Au sein du MP, le bras-de-fer entre Laenser et Oulbacha se durcit
Le mouvement «redressement» affirme avoir le quorum pour la convocation d’un congrès extraordinaire. Le secrétaire général du Mouvement Populaire répond qu’il faut son aval pour tenir un congrès, le quorum ne suffit pas.
Mohand Laenser ne veut rien entendre. Le mouvement de contestation au sein du parti du Mouvement Populaire (MP) n’est, pour son secrétaire général, qu’un «groupuscule de personnes qui n’ont aucune légitimité».
Le communiqué du parti, adoptant un ton vindicatif et accusateur, est une réaction virulente à la décision prise par le mouvement de contestation au sein du parti d’organiser un congrès exceptionnel le 25 octobre 2015.
Mené par Said Oulbacha, le mouvement «redressement» a tenu une réunion le mardi 6 octobre pour annoncer une stratégie d’attaque visant à changer les statuts du parti, voir même ses instances dirigeantes.
Selon son meneur, il s’agit de tenir un congrès, conformément aux statuts pour introduire une nouvelle gouvernance «plus décentralisée et plus démocratique», en reprenant les termes de Said Oulbacha. Ce dernier, s’exprimant pour Médias 24, insiste sur les résultats timides du parti à l’issue des élections communales et régionales pour descendre en flammes les instances de gouvernance actuellement en fonction.
«Nous avons perdu un million de voix et la moitié des communes que le parti gérait légitimement par le passé», martèle Said Oulbacha.
Mais le point qui a fait déborder le vase est la perte de la circonscription de Oulmès. Fief incontesté de la famille Aherdane, fondateur du Mouvement National Populaire, devenu MP, Oulmès a été arrachée au parti lors des élections communales de septembre dernier. Oulbacha explique cet échec historique par la mauvaise politique d’accréditation des candidatures adoptée par le parti.
«Le parti a snobé le fils d’Aherdane et le MP l’a payé cher», déclare-t-il avec amertume.
Le malaise Halima Assali
A y voir de plus près, les résultats des élections ne sont qu’un prétexte pour mettre fin à un mode de gouvernance basé sur la délégation de pouvoir. Le but du mouvement «redressement» est d’arracher la décision stratégique au clan Laenser.
Pour justifier cette orientation, Oulbacha caricaturise le fonctionnement du parti. Selon lui, le Conseil national n’a jamais pris de décision, il se contente de déléguer au bureau national.
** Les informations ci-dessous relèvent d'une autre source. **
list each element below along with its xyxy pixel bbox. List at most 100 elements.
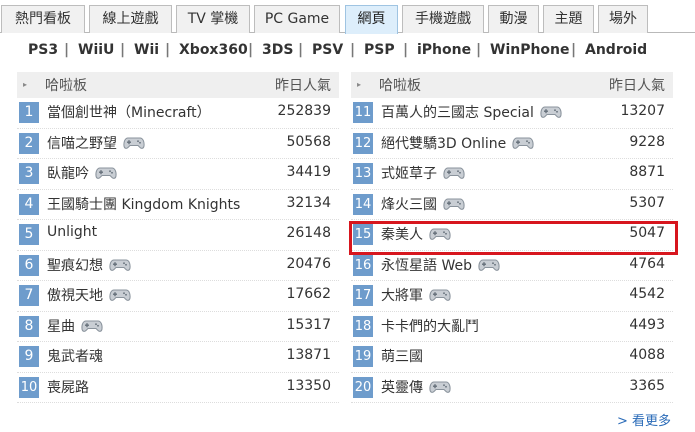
separator: | — [64, 42, 70, 58]
board-title-link[interactable]: 喪屍路 — [47, 377, 89, 397]
platform-link-psp[interactable]: PSP — [364, 42, 395, 58]
platform-link-3ds[interactable]: 3DS — [262, 42, 293, 58]
tab-topics[interactable]: 主題 — [543, 5, 594, 33]
platform-link-psv[interactable]: PSV — [312, 42, 343, 58]
rank-badge: 5 — [19, 224, 39, 245]
board-title-link[interactable]: 當個創世神（Minecraft） — [47, 102, 211, 122]
tab-online-games[interactable]: 線上遊戲 — [89, 5, 172, 33]
platform-link-wii[interactable]: Wii — [134, 42, 159, 58]
rank-badge: 9 — [19, 346, 39, 367]
ranking-row[interactable]: 18 卡卡們的大亂鬥 4493 — [351, 312, 673, 342]
board-title-link[interactable]: 大將軍 — [381, 285, 451, 305]
tab-web-games[interactable]: 網頁 — [345, 5, 398, 34]
ranking-header: ▸ 哈啦板 昨日人氣 — [17, 72, 339, 98]
tab-mobile-games[interactable]: 手機遊戲 — [402, 5, 484, 33]
board-title-link[interactable]: 永恆星語 Web — [381, 255, 500, 275]
platform-link-android[interactable]: Android — [585, 42, 647, 58]
board-title-link[interactable]: 卡卡們的大亂鬥 — [381, 316, 479, 336]
platform-link-ps3[interactable]: PS3 — [28, 42, 58, 58]
ranking-row[interactable]: 3 臥龍吟 34419 — [17, 159, 339, 190]
ranking-row[interactable]: 11 百萬人的三國志 Special 13207 — [351, 98, 673, 129]
ranking-row[interactable]: 20 英靈傳 3365 — [351, 373, 673, 403]
rank-badge: 4 — [19, 193, 39, 215]
board-title-link[interactable]: 式姬草子 — [381, 163, 465, 183]
board-title: 當個創世神（Minecraft） — [47, 105, 211, 121]
rank-badge: 16 — [353, 254, 373, 276]
tab-offtopic[interactable]: 場外 — [598, 5, 648, 33]
rank-badge: 3 — [19, 163, 39, 184]
popularity-count: 50568 — [286, 133, 331, 150]
board-title-link[interactable]: 絕代雙驕3D Online — [381, 133, 534, 153]
board-title: 鬼武者魂 — [47, 349, 103, 365]
see-more-link[interactable]: > 看更多 — [617, 410, 671, 429]
rank-badge: 20 — [353, 376, 373, 398]
tab-hot-boards[interactable]: 熱門看板 — [1, 5, 85, 33]
rank-badge: 12 — [353, 132, 373, 154]
board-title-link[interactable]: 秦美人 — [381, 224, 451, 244]
board-title: 聖痕幻想 — [47, 257, 103, 274]
board-title-link[interactable]: 信喵之野望 — [47, 133, 145, 153]
tab-tv-handheld[interactable]: TV 掌機 — [176, 5, 250, 33]
board-title-link[interactable]: 百萬人的三國志 Special — [381, 102, 562, 122]
board-title-link[interactable]: 聖痕幻想 — [47, 255, 131, 275]
ranking-row[interactable]: 8 星曲 15317 — [17, 312, 339, 342]
ranking-row[interactable]: 5 Unlight 26148 — [17, 220, 339, 251]
gamepad-icon — [540, 106, 562, 118]
separator: | — [571, 42, 577, 58]
tab-anime[interactable]: 動漫 — [488, 5, 539, 33]
ranking-row[interactable]: 1 當個創世神（Minecraft） 252839 — [17, 98, 339, 129]
gamepad-icon — [443, 198, 465, 210]
bullet-icon: ▸ — [23, 80, 28, 89]
board-title-link[interactable]: 星曲 — [47, 316, 103, 336]
ranking-row[interactable]: 10 喪屍路 13350 — [17, 373, 339, 403]
ranking-rows: 1 當個創世神（Minecraft） 252839 2 信喵之野望 50568 3 臥龍吟 34… — [17, 98, 339, 403]
popularity-count: 4542 — [629, 286, 665, 302]
board-title: Unlight — [47, 224, 98, 240]
ranking-row[interactable]: 4 王國騎士團 Kingdom Knights 32134 — [17, 190, 339, 220]
rank-badge: 1 — [19, 102, 39, 123]
ranking-row[interactable]: 9 鬼武者魂 13871 — [17, 342, 339, 373]
ranking-row[interactable]: 2 信喵之野望 50568 — [17, 129, 339, 159]
board-title-link[interactable]: 臥龍吟 — [47, 163, 117, 183]
platform-link-wiiu[interactable]: WiiU — [78, 42, 114, 58]
rank-badge: 6 — [19, 254, 39, 276]
ranking-row[interactable]: 14 烽火三國 5307 — [351, 190, 673, 220]
ranking-row[interactable]: 19 萌三國 4088 — [351, 342, 673, 373]
ranking-row[interactable]: 16 永恆星語 Web 4764 — [351, 251, 673, 281]
board-title: 萌三國 — [381, 349, 423, 365]
ranking-row[interactable]: 12 絕代雙驕3D Online 9228 — [351, 129, 673, 159]
popularity-count: 32134 — [286, 194, 331, 211]
platform-link-winphone[interactable]: WinPhone — [490, 42, 570, 58]
popularity-count: 13871 — [286, 347, 331, 363]
board-title: 臥龍吟 — [47, 166, 89, 182]
board-title-link[interactable]: 鬼武者魂 — [47, 346, 103, 366]
ranking-row[interactable]: 17 大將軍 4542 — [351, 281, 673, 312]
popularity-count: 15317 — [286, 316, 331, 333]
board-title-link[interactable]: 王國騎士團 Kingdom Knights — [47, 194, 240, 214]
gamepad-icon — [443, 167, 465, 179]
popularity-count: 4088 — [629, 347, 665, 363]
header-board-name: 哈啦板 — [45, 78, 87, 94]
board-title-link[interactable]: 萌三國 — [381, 346, 423, 366]
ranking-rows: 11 百萬人的三國志 Special 13207 12 絕代雙驕3D Online 922… — [351, 98, 673, 403]
ranking-row[interactable]: 6 聖痕幻想 20476 — [17, 251, 339, 281]
rank-badge: 11 — [353, 102, 373, 123]
separator: | — [248, 42, 254, 58]
gamepad-icon — [429, 289, 451, 301]
board-title-link[interactable]: 英靈傳 — [381, 377, 451, 397]
ranking-row[interactable]: 7 傲視天地 17662 — [17, 281, 339, 312]
rank-badge: 13 — [353, 163, 373, 184]
platform-link-iphone[interactable]: iPhone — [417, 42, 471, 58]
rank-badge: 18 — [353, 315, 373, 337]
board-title-link[interactable]: 傲視天地 — [47, 285, 131, 305]
board-title-link[interactable]: 烽火三國 — [381, 194, 465, 214]
gamepad-icon — [512, 137, 534, 149]
ranking-row[interactable]: 13 式姬草子 8871 — [351, 159, 673, 190]
ranking-row[interactable]: 15 秦美人 5047 — [351, 220, 673, 251]
tab-pc-game[interactable]: PC Game — [254, 5, 340, 33]
popularity-count: 4493 — [629, 316, 665, 333]
separator: | — [120, 42, 126, 58]
board-title: 秦美人 — [381, 227, 423, 243]
platform-link-xbox360[interactable]: Xbox360 — [179, 42, 248, 58]
board-title-link[interactable]: Unlight — [47, 224, 97, 240]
Ce dernier délègue à son tour au secrétaire général qui cède ses tâches à Halima Assali, membre du bureau politique et réputée proche de Mohand Laenser.
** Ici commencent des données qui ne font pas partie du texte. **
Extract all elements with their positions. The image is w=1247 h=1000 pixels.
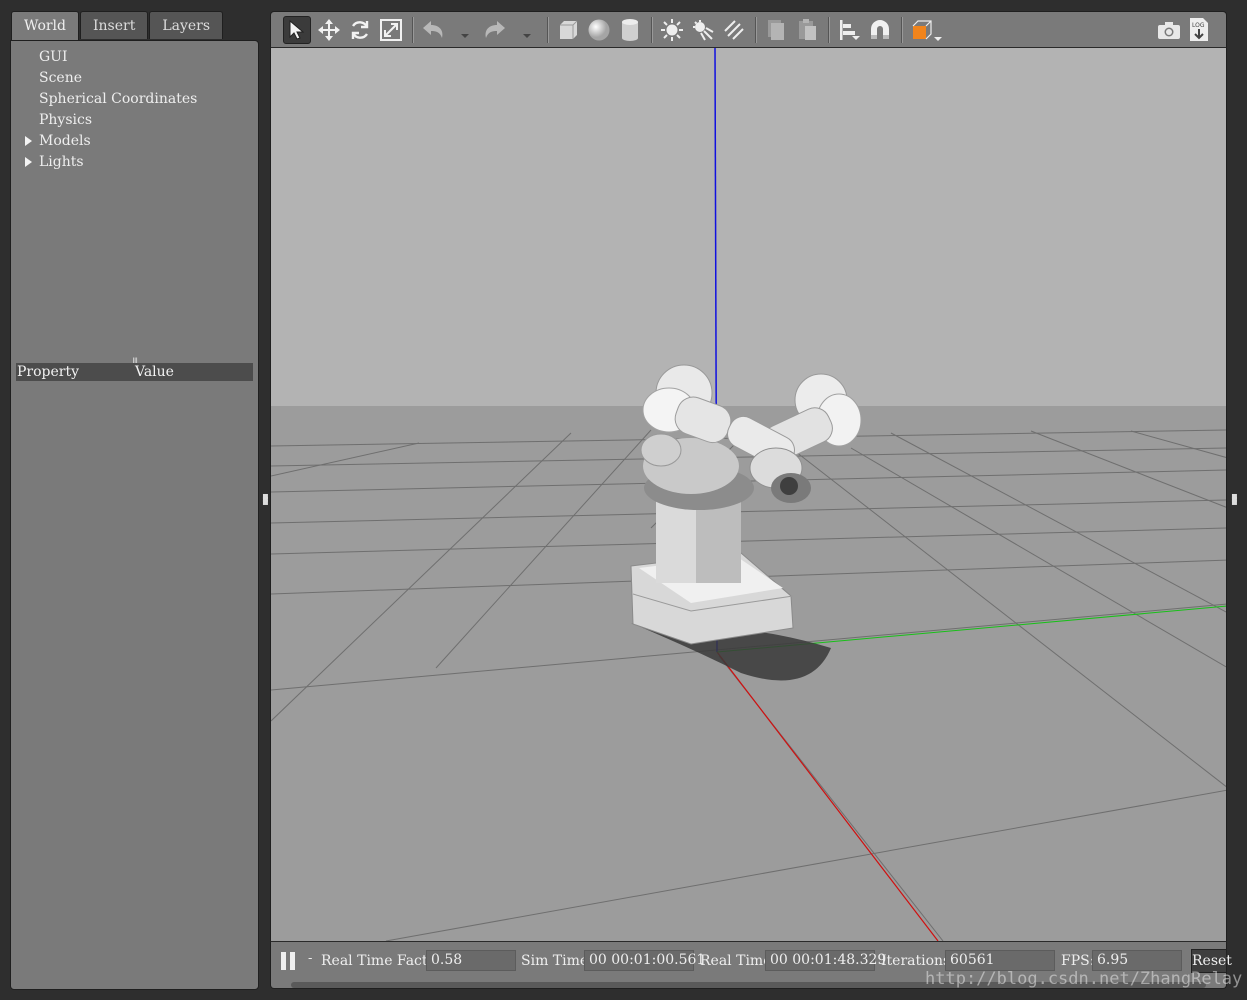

Pour mettre l’actuel secrétaire général au placard ou, au mieux le cadrer, le mouvement redressement propose de changer les statuts. Il ambitionne ainsi de créer les postes de secrétaires régionaux et des instances régionales. Ce sera à ces derniers de valider les accréditations des futures candidatures aux élections.
De même, l’amendement des statuts vise à introduire des postes d'adjoints au secrétaire général, une sorte d’étage de gouvernance pour que, en cas d’empêchement, la décision ne soit plus prise par délégation.
Un tel changement ne passe que par un congrès ordinaire ou extraordinaire. Le mouvement «redressement» se dit disposer des deux tiers requis pour provoquer la tenue d’un congrès extraordinaire.
Les équipes de Mohand Laenser font une autre lecture des statuts. Selon le communiqué du parti, «concernant la convocation d’un congrès extraordinaire, les statuts sont suffisamment clairs: il faut réunir deux tiers des signatures des membres du conseil national qui doivent parvenir au secrétaire générale du parti à qui il revient la responsabilité d’inviter à la tenue d’un congrès. Seuls les congressistes qui ont assisté au 12ème congrès du parti seront concernés».
Et si les statuts exigent le passage par le secrétaire général pour la convocation du congrès, les contestataires risquent de voir leur rêve s’évaporer.